Mehrere Initiativen von Bürgern ließen an fünf Standorten in der Stadt große rote Ballons steigen, um die Dimensionen von konkreten Bauvorhaben oder bloßen Entwürfen sichtbar zu machen – von der Solarthermieanlage unterhalb von Aufkirch bis zum Schlosspark an der Rauensteinstraße.

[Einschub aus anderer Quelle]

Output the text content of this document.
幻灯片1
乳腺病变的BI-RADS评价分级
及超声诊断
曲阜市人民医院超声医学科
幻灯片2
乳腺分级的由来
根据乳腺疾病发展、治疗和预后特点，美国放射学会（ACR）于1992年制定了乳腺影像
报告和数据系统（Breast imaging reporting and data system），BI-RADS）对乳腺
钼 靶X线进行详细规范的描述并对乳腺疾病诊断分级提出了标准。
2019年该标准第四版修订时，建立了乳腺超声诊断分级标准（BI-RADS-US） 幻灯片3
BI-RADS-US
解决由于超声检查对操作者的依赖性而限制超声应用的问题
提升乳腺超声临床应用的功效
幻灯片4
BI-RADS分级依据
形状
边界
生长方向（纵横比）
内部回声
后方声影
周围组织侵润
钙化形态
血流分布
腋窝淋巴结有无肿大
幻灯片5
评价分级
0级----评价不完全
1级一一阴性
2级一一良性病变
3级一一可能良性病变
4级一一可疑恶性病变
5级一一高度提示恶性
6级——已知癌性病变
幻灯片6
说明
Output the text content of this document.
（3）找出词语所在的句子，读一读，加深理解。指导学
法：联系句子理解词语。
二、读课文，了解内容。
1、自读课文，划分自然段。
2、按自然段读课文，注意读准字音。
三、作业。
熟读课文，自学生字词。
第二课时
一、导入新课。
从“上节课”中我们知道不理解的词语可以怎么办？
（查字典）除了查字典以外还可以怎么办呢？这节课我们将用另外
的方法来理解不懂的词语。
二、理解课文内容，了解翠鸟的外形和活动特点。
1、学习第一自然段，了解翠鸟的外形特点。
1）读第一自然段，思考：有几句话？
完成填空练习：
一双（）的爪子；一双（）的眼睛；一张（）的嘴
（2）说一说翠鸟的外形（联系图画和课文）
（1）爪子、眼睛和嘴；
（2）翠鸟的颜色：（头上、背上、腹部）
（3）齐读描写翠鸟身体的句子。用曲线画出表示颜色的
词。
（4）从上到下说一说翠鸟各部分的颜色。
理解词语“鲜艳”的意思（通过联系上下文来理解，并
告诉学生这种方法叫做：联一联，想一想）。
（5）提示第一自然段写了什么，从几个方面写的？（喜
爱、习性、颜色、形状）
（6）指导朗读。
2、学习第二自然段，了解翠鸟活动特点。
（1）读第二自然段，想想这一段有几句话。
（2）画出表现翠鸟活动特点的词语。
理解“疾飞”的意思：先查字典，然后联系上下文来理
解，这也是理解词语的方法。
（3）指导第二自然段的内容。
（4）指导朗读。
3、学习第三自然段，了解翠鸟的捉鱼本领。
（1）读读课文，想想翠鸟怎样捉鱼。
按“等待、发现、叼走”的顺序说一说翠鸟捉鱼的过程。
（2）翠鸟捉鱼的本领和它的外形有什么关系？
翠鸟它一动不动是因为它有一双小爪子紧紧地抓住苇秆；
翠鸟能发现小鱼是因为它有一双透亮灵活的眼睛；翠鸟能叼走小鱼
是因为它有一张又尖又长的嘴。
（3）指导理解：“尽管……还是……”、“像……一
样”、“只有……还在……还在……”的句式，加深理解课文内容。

Die Höhe der roten Punkte war zwar über die Länge der Schnüre nach vorliegenden Planungen oder auch nur Ideenskizzen möglichst genau bemessen, einen Anspruch auf wissenschaftliche Exaktheit erhob das Experiment indes nicht, das der Ingenieur Eric Hueber und der Architekt Thomas Pross initiiert hatten. Die beiden Bewohner der Fischerhäuservorstadt engagieren sich seit Langem für eine moderate, der historischen Bebauung angemessenen Entwicklung ihres Stadtquartiers.
Schnell mit im Boot waren bei der Umsetzung der Idee weitere Bürger, die sich jeweils kritisch mit den einzelnen Bauvorhaben auseinandersetzen. So Joachim Betten und Annemarie Marocco-König vom Verein „Bürgersinn“ am Heizwerk an der B 31, dann Norbert Ehmke und Peter Keinrath vom Schättlisberg am Grundstück der geplanten Laserklinik, ebenso Holger und Udo Schappeler am Hotelstandort Zimmerwiese sowie Agnes und Detlef Röse am Rauensteinpark.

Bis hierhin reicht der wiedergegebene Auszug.